Scandale cette semaine avec la parution d’un article sur le blog Read/Write Web : R.I.P. Enterprise RSS. L’auteur y explique que les technologies RSS n’ont pas réussies leur passage d’entrée pour les usages d’entreprise (l’auteur a rectifié sa position depuis la publication de l’article). Plutôt que de commenter l’article je vous propose d’étudier les différents scénarios d’usage de RSS dans un contexte d’entreprise.
Précisons qu’il s’agit bien là du format RSS, au sens “flux de donnes”, plutôt que de la technologie RSS en elle-même qui se révèle plutôt limitée vis à vis de concurrents comme Atom.
Nous pouvons tout d’abord scinder en deux les usages en fonction de la cible : pour les collaborateurs et pour le système d’information (les applications). Ce sont deux contextes séparés où peuvent cohabiter deux technologies différentes puisque ces types de flux ne sont à priori pas amené à se croiser.
RSS pour les collaborateurs : une veille collaborative et cumulative
La veille est très certainement le contexte d’usage le plus approprié aux flux RSS. Simples et légers les flux de données sont très faciles à déployer au sein d’une entreprise. Mais là où un utilisateur se contente de “consommer” les flux (rien n’est stocké), dans un contexte d’entreprise il serait plus judicieux de conserver les flux pour exploitation ultérieure.
L’idée serait alors de capter tous les flux entrants (pour limiter la consommation de bande passante) et d’y injecter une touche collaborative pour pouvoir surveiller l’usage que les collaborateurs en font : plus il y a d’inscrits à un flux et plus celui-ci présente un intérêt. Nous pourrions ainsi imaginer un système d’analyse d’audience interne qui pourrait identifier les sujets critiques et les informations entrantes à valeur ajoutée.
Couplé à un outils de bookmark collaboratif et à un système de recommandation, cette veille mutualisée présenterait d’autant plus de valeur : la fonction de veille n’est plus isolée au niveau des individus mais partagée entre les collaborateurs. Stocker les billets pourrait également présenter un intérêt, d’une part pour s’assurer de la disponibilité des informations (si jamais l’auteur de billet le met hors ligne) et d’autre part pour plus de discrétion (un concurrent pourrait devenir méfiant à l’idée que X personnes d’une même société s’intéresse de près à ce qu’il rédige).
Bien évidemment tout ceci nécessite le recours à des outils adaptés : soit une fonction intégrée au portail d’entreprise ou à l’intranet, soit un lecteur de flux d’entreprise comme Newsgator (dont le patron a réigé un billet en réponse à celui précédement cité : Enterprise RSS at NewsGator is Alive and Well).
RSS pour les applications : Flexibilité et modularité
Concernant les flux de données entre applications, là encore c’est la praticité de ce format qui en fait la valeur : idéal pour récupérer de l’info publié sur un intranet et le re-publier sur le portail d’entreprise. L’avantage est de pouvoir faire abstraction des outils de gestion de contenu utilisés et de pouvoir mettre en place ce système de re-publication sans trop de complications.

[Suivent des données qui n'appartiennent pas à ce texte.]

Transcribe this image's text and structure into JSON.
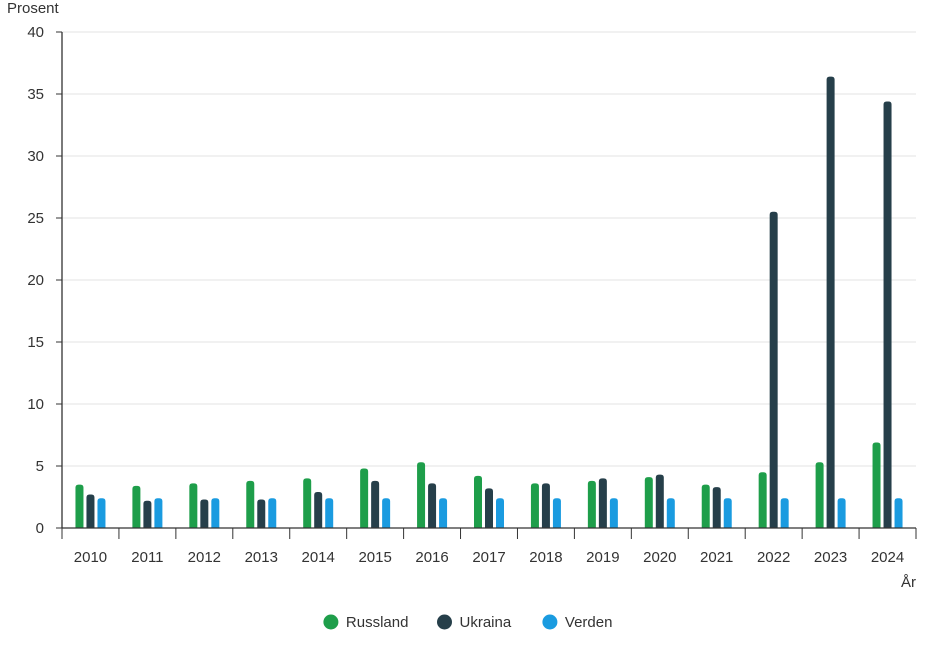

Dans un environnement plus critique (applications métier), les flux de données se révèlent également particulièrement performant. Ceci est d’autant plus vrai avec les flux reposant sur un format spécifiquement adapté aux contraintes des données (par extension des balises descriptives). Car n’oublions pas que RSS et des langages structurés comme BPML partagent une racine commune : le XML.

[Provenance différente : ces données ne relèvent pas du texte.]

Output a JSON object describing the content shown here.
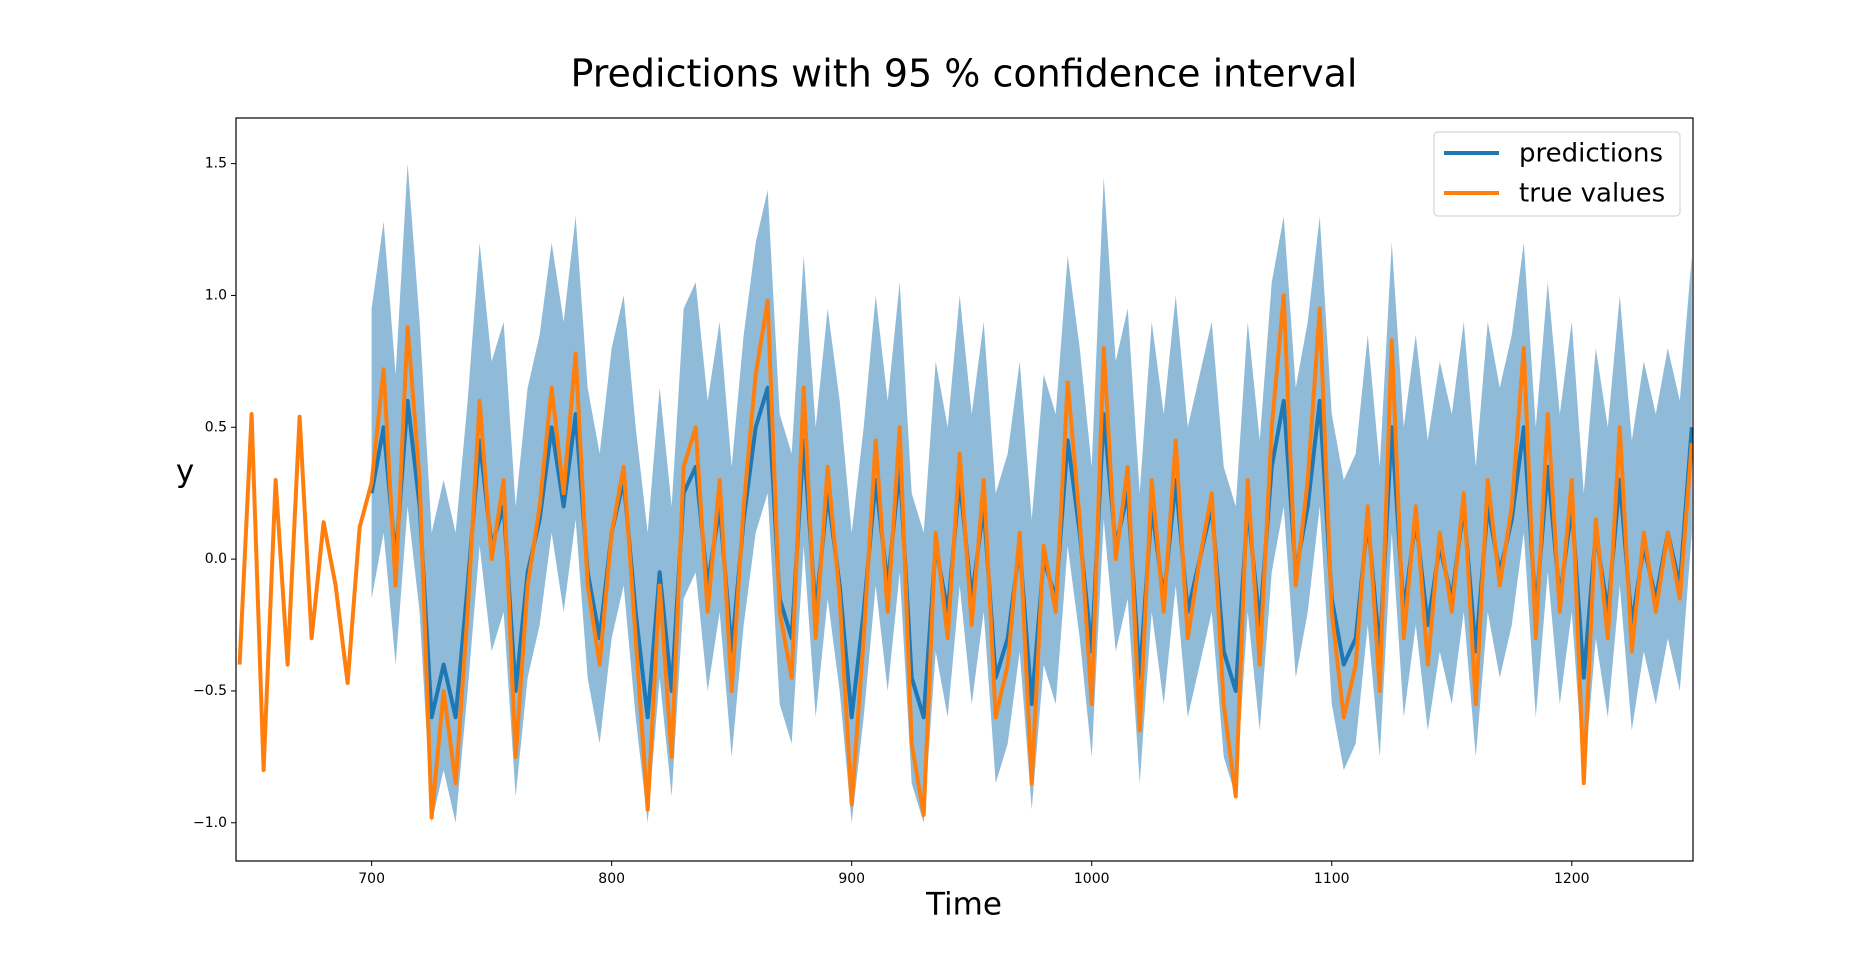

Bref, les possibilités d’usage du RSS en entreprise sont nombreuses et nous ne sommes qu’au début. De part leur nature très flexible et extensible les flux de données vont pouvoir évoluer en même temps que les besoins / habitudes des collaborateurs. Et n’oublions pas que les flux RSS sont des candidats idéals pour initier les collaborateurs à une approche plus “agile” de la gestion de l’information en entreprise.